Esslinger v. HSBC Bank Nevada, N.A., CIV.A. 10-3213,
Therefore, the Court finds that all of the elements for res judicata are satisfied here and Plaintiff is barred from bringing a claim for compensation on behalf of the consumers who were class members in the Spinelli action. Accordingly, Plaintiffs consumer relief claim under Count II (Regulation Z) of its Complaint is dismissed with prejudice.
THEREFORE, IT IS ORDERED, that Defendants’ Motion to Dismiss Consumer Relief Claims Pursuant to Prior Class Action Settlement (Doc. No. 22) is hereby GRANTED.
Notes
. The Middle District of Florida District Court which originally heard the Spinelli action will hereinafter referred to as the "Spinelli Court.”
. The Court determined that Plaintiffs NMU-PA claim is preempted in its Memorandum Opinion and Order. (Doc. No. 33). Accordingly, Defendants’ Motion is moot as to Plaintiff’s request for restitution under the NMU-PA.
. To the extent that Tenth Circuit lаw continues to apply, the Tenth Circuit has not yet ruled on the issue of privity between citizens who have already litigated their claims and state agencies which seek to vindicate the citizens’ rights in subsequent actions.

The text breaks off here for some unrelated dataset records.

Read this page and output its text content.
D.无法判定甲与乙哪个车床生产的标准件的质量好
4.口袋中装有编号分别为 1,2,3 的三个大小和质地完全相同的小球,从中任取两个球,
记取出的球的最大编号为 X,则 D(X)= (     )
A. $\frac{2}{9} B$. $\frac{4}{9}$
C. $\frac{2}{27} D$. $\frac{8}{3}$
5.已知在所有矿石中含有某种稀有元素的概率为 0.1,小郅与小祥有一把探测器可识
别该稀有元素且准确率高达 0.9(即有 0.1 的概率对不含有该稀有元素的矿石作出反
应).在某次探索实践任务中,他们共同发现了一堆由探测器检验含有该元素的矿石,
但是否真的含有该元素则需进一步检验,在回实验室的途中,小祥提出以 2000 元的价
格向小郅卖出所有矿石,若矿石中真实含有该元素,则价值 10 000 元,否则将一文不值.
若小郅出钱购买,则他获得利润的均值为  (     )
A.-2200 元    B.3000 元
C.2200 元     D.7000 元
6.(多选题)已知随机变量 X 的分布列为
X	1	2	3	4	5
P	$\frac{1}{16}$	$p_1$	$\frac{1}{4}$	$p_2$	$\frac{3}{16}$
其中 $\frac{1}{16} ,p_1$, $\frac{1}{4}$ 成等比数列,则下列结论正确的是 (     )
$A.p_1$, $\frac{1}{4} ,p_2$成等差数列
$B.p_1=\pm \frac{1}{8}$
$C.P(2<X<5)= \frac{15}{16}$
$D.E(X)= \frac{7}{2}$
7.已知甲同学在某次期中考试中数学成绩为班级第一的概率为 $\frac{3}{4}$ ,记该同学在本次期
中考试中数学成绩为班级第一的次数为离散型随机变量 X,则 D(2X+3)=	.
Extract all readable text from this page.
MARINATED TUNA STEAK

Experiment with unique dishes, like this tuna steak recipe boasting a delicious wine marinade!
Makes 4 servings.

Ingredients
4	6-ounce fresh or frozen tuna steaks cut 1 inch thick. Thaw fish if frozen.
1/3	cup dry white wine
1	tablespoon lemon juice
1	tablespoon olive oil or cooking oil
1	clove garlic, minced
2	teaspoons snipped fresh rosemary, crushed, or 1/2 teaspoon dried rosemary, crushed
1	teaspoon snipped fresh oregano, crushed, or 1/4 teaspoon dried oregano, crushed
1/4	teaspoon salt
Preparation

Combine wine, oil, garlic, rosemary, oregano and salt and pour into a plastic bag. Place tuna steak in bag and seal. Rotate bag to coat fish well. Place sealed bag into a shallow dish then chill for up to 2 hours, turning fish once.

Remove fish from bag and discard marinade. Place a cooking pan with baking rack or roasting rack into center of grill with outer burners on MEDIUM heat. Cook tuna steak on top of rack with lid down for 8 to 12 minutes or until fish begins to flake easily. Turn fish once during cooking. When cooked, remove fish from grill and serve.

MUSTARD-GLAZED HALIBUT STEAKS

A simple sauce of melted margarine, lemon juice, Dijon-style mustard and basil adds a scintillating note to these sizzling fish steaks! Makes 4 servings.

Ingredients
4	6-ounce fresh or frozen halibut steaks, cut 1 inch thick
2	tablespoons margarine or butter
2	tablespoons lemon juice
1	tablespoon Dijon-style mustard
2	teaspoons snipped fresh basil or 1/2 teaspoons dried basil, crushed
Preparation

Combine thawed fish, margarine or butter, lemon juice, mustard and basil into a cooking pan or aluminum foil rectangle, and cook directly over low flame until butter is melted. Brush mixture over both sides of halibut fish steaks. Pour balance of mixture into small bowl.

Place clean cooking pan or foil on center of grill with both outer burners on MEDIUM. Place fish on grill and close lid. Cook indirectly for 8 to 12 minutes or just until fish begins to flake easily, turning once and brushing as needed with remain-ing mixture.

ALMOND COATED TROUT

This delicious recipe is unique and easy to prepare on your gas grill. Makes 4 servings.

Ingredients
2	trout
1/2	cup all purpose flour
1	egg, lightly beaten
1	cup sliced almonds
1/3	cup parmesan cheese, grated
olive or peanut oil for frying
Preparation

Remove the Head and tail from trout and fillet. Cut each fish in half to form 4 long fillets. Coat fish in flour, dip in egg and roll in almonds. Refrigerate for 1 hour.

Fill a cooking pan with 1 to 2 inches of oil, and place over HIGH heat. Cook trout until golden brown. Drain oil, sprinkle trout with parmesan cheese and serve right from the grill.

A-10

. The consumer and the mobile home company had settled for less than the full amount of the deposit. See Rex, Inc.,
. Plaintiffs analysis of Rex, Inc. apparently ended after this section of the Court’s opinion, because Plaintiff argues that this case supports a finding that it is not in privity with the consumers in the Spinelli action. Plaintiff's argument ignores the public versus private interests distinction explained by the Court later on in its opinion.